I'm kind of suprised but happy to report I have not had to clean out any dead fry the last two days, I hope it stays that way a little while or forever lol ( I can dream cant I)


----------



## dramaqueen (Jul 7, 2008)

I'm glad you haven't had any more dead fry for the last few days. I hope everything goes well for your babies.


----------



## HD4life (Jun 4, 2011)

Its day 6, still none dead and everyone is showing big white bellies from the micro worms now, in a few more days I want to introduce bbs for the larger fry, add a little more variety.


----------



## dramaqueen (Jul 7, 2008)

I'm glad they're doing well.


----------



## HD4life (Jun 4, 2011)

I seperated a few smaller fry into a floating container, they can get a concentrated feeding there and better monitor them. One dead today, I'm definately thinking less than 12 dead the first week is awesome,:-D I just hope I can keep it that way.


----------



## dramaqueen (Jul 7, 2008)

I hope so, too.


----------



## HD4life (Jun 4, 2011)

Most fry are doubled in size since the free swimming stage but there are a few fairly small ones. I sucked out a few dead today but still counted 122 fry!!


----------



## Creat (Dec 6, 2010)

Thats awesome! I am excited to see them. Can you get any pics?


----------



## HD4life (Jun 4, 2011)

I can't get good pics yet my camera sucks, I think I want a new one. When I bought it I specifically asked about the micro settings and they totally deceived me grr. Anyway I was able to start short videos, ( my video camera can see them but my photo camera can't!?) so I will post a link to YouTube soon.


----------



## HD4life (Jun 4, 2011)

Fry at 12 days old.


----------



## Creat (Dec 6, 2010)

Ha ha they look all adventurous


----------



## HD4life (Jun 4, 2011)

Officially 2 weeks old now  really growing and seeing the tail on most babies. Everyone keeps a big belly and swims really well so I guess they are doing pretty good. I got my grow out tank yesterday too so we are setting up.


----------



## Smr2892 (May 17, 2011)

So cute! Glad to see how well they're doing! And so many of them! Yay!


----------



## HD4life (Jun 4, 2011)

Babies have they're grow out tank now. It was all set up and running for 3 days before I placed about 30 of the largest fry in a divided section. They have been it it a few hours and still doing really well, exept they can fit through the screen :-? Thankfully no one is on the other side, but Im sure a few more days they wont be able to, so I will just round everyone up again.


----------



## HD4life (Jun 4, 2011)

As far as I can tell moving to the grow out hasn't fazed anyone one bit so now all 112 fry are in they're new home.  I'm hoping to see more growth soon, most of them have evened out though, not a bunch small and a bunch of them large.


----------



## Smr2892 (May 17, 2011)

Their grow out tank is beautiful! <3
I can't wait to see baby pictures. SO excited!!


----------



## bettalover2033 (Feb 17, 2010)

Wow ANOTHER spawn! this is really great! So many fry are going to be offered to this forum in a couple of months.

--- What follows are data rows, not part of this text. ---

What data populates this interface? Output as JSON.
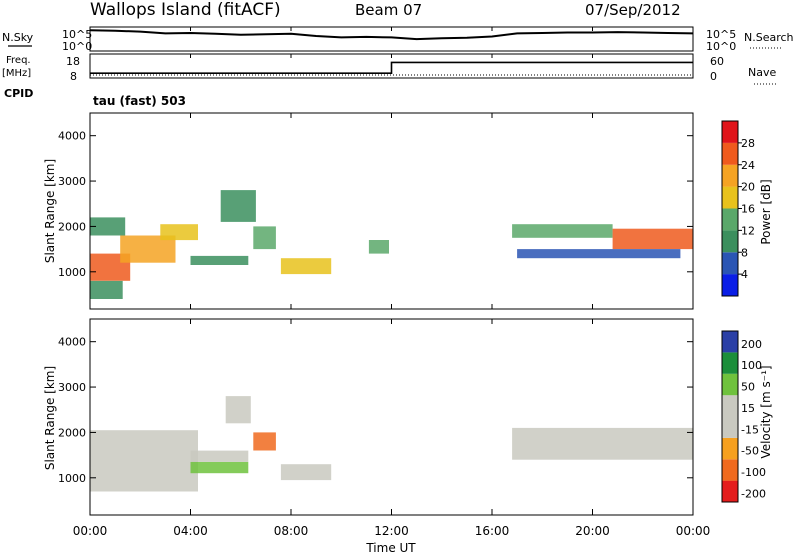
{
  "header": {
    "station": "Wallops Island (fitACF)",
    "beam": "Beam 07",
    "date": "07/Sep/2012"
  },
  "top_panels": {
    "nsky_label": "N.Sky",
    "nsearch_label": "N.Search",
    "noise_ticks": [
      "10^5",
      "10^0"
    ],
    "freq_label_1": "Freq.",
    "freq_label_2": "[MHz]",
    "freq_ticks": [
      "18",
      "8"
    ],
    "nave_label": "Nave",
    "nave_ticks": [
      "60",
      "0"
    ],
    "cpid_label": "CPID",
    "cpid_value": "tau (fast) 503"
  },
  "colors": {
    "power": [
      "#0a1ee6",
      "#2a55b4",
      "#3b8f5e",
      "#5aa86a",
      "#e8c21c",
      "#f5a323",
      "#ef5a1d",
      "#e0141a"
    ],
    "velocity": [
      "#2a3fa6",
      "#1b8e3a",
      "#6fc23d",
      "#c9c9c0",
      "#c9c9c0",
      "#f6a01f",
      "#f06a1e",
      "#e41c1c"
    ]
  },
  "chart_data": [
    {
      "type": "line",
      "name": "noise",
      "ylabel_left": "N.Sky",
      "ylabel_right": "N.Search",
      "yticks": [
        "10^5",
        "10^0"
      ],
      "x": [
        0,
        1,
        2,
        3,
        4,
        5,
        6,
        7,
        8,
        9,
        10,
        11,
        12,
        13,
        14,
        15,
        16,
        17,
        18,
        19,
        20,
        21,
        22,
        23,
        24
      ],
      "series": [
        {
          "values": [
            4.7,
            4.6,
            4.4,
            4.0,
            4.1,
            3.9,
            3.7,
            3.8,
            3.9,
            3.4,
            3.1,
            3.2,
            3.1,
            2.7,
            2.9,
            3.0,
            3.3,
            4.0,
            4.1,
            4.2,
            4.2,
            4.3,
            4.2,
            4.1,
            4.0
          ]
        }
      ]
    },
    {
      "type": "line",
      "name": "freq-nave",
      "ylabel_left": "Freq. [MHz]",
      "ylabel_right": "Nave",
      "yticks_left": [
        "18",
        "8"
      ],
      "yticks_right": [
        "60",
        "0"
      ],
      "steps": [
        {
          "x_start": 0,
          "x_end": 12.0,
          "freq_mhz": 10.4
        },
        {
          "x_start": 12.0,
          "x_end": 24,
          "freq_mhz": 15.8
        }
      ]
    },
    {
      "type": "heatmap",
      "name": "power",
      "title": "tau (fast) 503",
      "ylabel": "Slant Range [km]",
      "ylim": [
        180,
        4500
      ],
      "yticks": [
        1000,
        2000,
        3000,
        4000
      ],
      "colorbar_label": "Power [dB]",
      "colorbar_ticks": [
        4,
        8,
        12,
        16,
        20,
        24,
        28
      ],
      "clim": [
        0,
        32
      ],
      "regions": [
        {
          "x": [
            0.0,
            1.6
          ],
          "y": [
            800,
            1400
          ],
          "value": 26
        },
        {
          "x": [
            1.2,
            3.4
          ],
          "y": [
            1200,
            1800
          ],
          "value": 21
        },
        {
          "x": [
            2.8,
            4.3
          ],
          "y": [
            1700,
            2050
          ],
          "value": 17
        },
        {
          "x": [
            0.0,
            1.3
          ],
          "y": [
            400,
            800
          ],
          "value": 10
        },
        {
          "x": [
            0.0,
            1.4
          ],
          "y": [
            1800,
            2200
          ],
          "value": 9
        },
        {
          "x": [
            4.0,
            6.3
          ],
          "y": [
            1150,
            1350
          ],
          "value": 11
        },
        {
          "x": [
            5.2,
            6.6
          ],
          "y": [
            2100,
            2800
          ],
          "value": 10
        },
        {
          "x": [
            6.5,
            7.4
          ],
          "y": [
            1500,
            2000
          ],
          "value": 12
        },
        {
          "x": [
            7.6,
            9.6
          ],
          "y": [
            950,
            1300
          ],
          "value": 19
        },
        {
          "x": [
            11.1,
            11.9
          ],
          "y": [
            1400,
            1700
          ],
          "value": 13
        },
        {
          "x": [
            16.8,
            20.8
          ],
          "y": [
            1750,
            2050
          ],
          "value": 15
        },
        {
          "x": [
            20.8,
            24.0
          ],
          "y": [
            1500,
            1950
          ],
          "value": 24
        },
        {
          "x": [
            17.0,
            23.5
          ],
          "y": [
            1300,
            1500
          ],
          "value": 7
        }
      ]
    },
    {
      "type": "heatmap",
      "name": "velocity",
      "ylabel": "Slant Range [km]",
      "xlabel": "Time UT",
      "ylim": [
        180,
        4500
      ],
      "yticks": [
        1000,
        2000,
        3000,
        4000
      ],
      "xticks": [
        "00:00",
        "04:00",
        "08:00",
        "12:00",
        "16:00",
        "20:00",
        "00:00"
      ],
      "xlim_hours": [
        0,
        24
      ],
      "colorbar_label": "Velocity [m s⁻¹]",
      "colorbar_ticks": [
        200,
        100,
        50,
        15,
        -15,
        -50,
        -100,
        -200
      ],
      "regions": [
        {
          "x": [
            0.0,
            4.3
          ],
          "y": [
            700,
            2050
          ],
          "value": 0
        },
        {
          "x": [
            4.0,
            6.3
          ],
          "y": [
            1100,
            1350
          ],
          "value": 80
        },
        {
          "x": [
            4.0,
            6.3
          ],
          "y": [
            1350,
            1600
          ],
          "value": 30
        },
        {
          "x": [
            6.5,
            7.4
          ],
          "y": [
            1600,
            2000
          ],
          "value": -60
        },
        {
          "x": [
            7.6,
            9.6
          ],
          "y": [
            950,
            1300
          ],
          "value": 30
        },
        {
          "x": [
            5.4,
            6.4
          ],
          "y": [
            2200,
            2800
          ],
          "value": 40
        },
        {
          "x": [
            16.8,
            24.0
          ],
          "y": [
            1400,
            2100
          ],
          "value": 0
        }
      ]
    }
  ]
}
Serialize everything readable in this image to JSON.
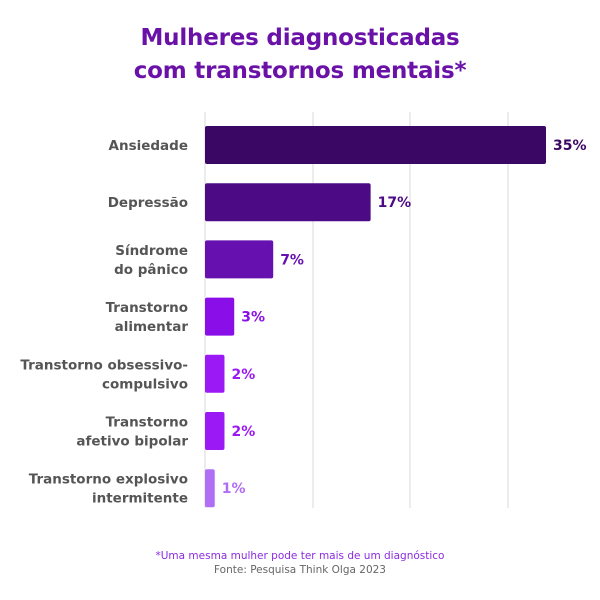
{
  "title": {
    "line1": "Mulheres diagnosticadas",
    "line2": "com transtornos mentais*"
  },
  "footnote": {
    "note": "*Uma mesma mulher pode ter mais de um diagnóstico",
    "source": "Fonte: Pesquisa Think Olga 2023"
  },
  "colors": {
    "title": "#6a12a8",
    "category_label": "#555555",
    "grid": "#d9d9d9",
    "note": "#8a2be2",
    "source": "#666666"
  },
  "chart_data": {
    "type": "bar",
    "orientation": "horizontal",
    "title": "Mulheres diagnosticadas com transtornos mentais*",
    "xlabel": "",
    "ylabel": "",
    "unit": "%",
    "xlim": [
      0,
      35
    ],
    "grid": true,
    "legend": "none",
    "categories": [
      [
        "Ansiedade"
      ],
      [
        "Depressão"
      ],
      [
        "Síndrome",
        "do pânico"
      ],
      [
        "Transtorno",
        "alimentar"
      ],
      [
        "Transtorno obsessivo-",
        "compulsivo"
      ],
      [
        "Transtorno",
        "afetivo bipolar"
      ],
      [
        "Transtorno explosivo",
        "intermitente"
      ]
    ],
    "values": [
      35,
      17,
      7,
      3,
      2,
      2,
      1
    ],
    "value_labels": [
      "35%",
      "17%",
      "7%",
      "3%",
      "2%",
      "2%",
      "1%"
    ],
    "bar_colors": [
      "#3b0764",
      "#4d0a85",
      "#6610b0",
      "#8a0ee8",
      "#9b19f5",
      "#9b19f5",
      "#b06ef5"
    ],
    "label_colors": [
      "#3b0764",
      "#4d0a85",
      "#6610b0",
      "#8a0ee8",
      "#9b19f5",
      "#9b19f5",
      "#b06ef5"
    ]
  }
}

Is he a Halfmoon? And what is she?


----------



## HD4life (Jun 4, 2011)

This was the first spawn a VT And CT cross, I have a younger spawn as well as future breeding plans. I'm excited too, still no color yet but you can see dorsal fins now.


----------



## bettalover2033 (Feb 17, 2010)

Cool little dots swimming around lol.


----------



## dramaqueen (Jul 7, 2008)

112 fry? Wow!! lol


----------



## copperarabian (Apr 27, 2011)

that's so cool


----------



## HD4life (Jun 4, 2011)

I took a 3 day vaca and left my hubby in charge of feeding, as far as I can tell most fry fared well and grew a ton just in 3 days! I can see everyone's tail, anal and dorsal pretty clear now but still no color at 3 1/2 weeks old. I can count 50 at any given time so Im thinking there are at least 75.


----------



## bettalover2033 (Feb 17, 2010)

Pictures of them


----------



## bettaloverforever16 (Jan 14, 2011)

Totally wanna see pics of them.


----------



## HD4life (Jun 4, 2011)

Still no color :-( but everyone is growing well, I have about 25 fry left at 4 1/2 weeks old. I would have had more but I had placed a male on the other side of my tank divider who I thought was blind, but he proved me wrong by eating my fry :shock:


----------



## mernincrazy8525 (Feb 28, 2011)

awww sorry about that! that must suck. so how many did he eat?


----------



## HD4life (Jun 4, 2011)

Probably 25 or more, he had Been in the tank a week before I knew he was eating them.


----------



## Creat (Dec 6, 2010)

o.0 well at least he isnt that blind sorry for the male eating some of them sheesh but good look on the rest !


----------



## HD4life (Jun 4, 2011)

*update pics*

not the greatest but you can see they are getting darker and more fish like  5 weeks old now.


----------



## bettalover2033 (Feb 17, 2010)

You should take a video of the little guys.

Oh and Gals lol.


----------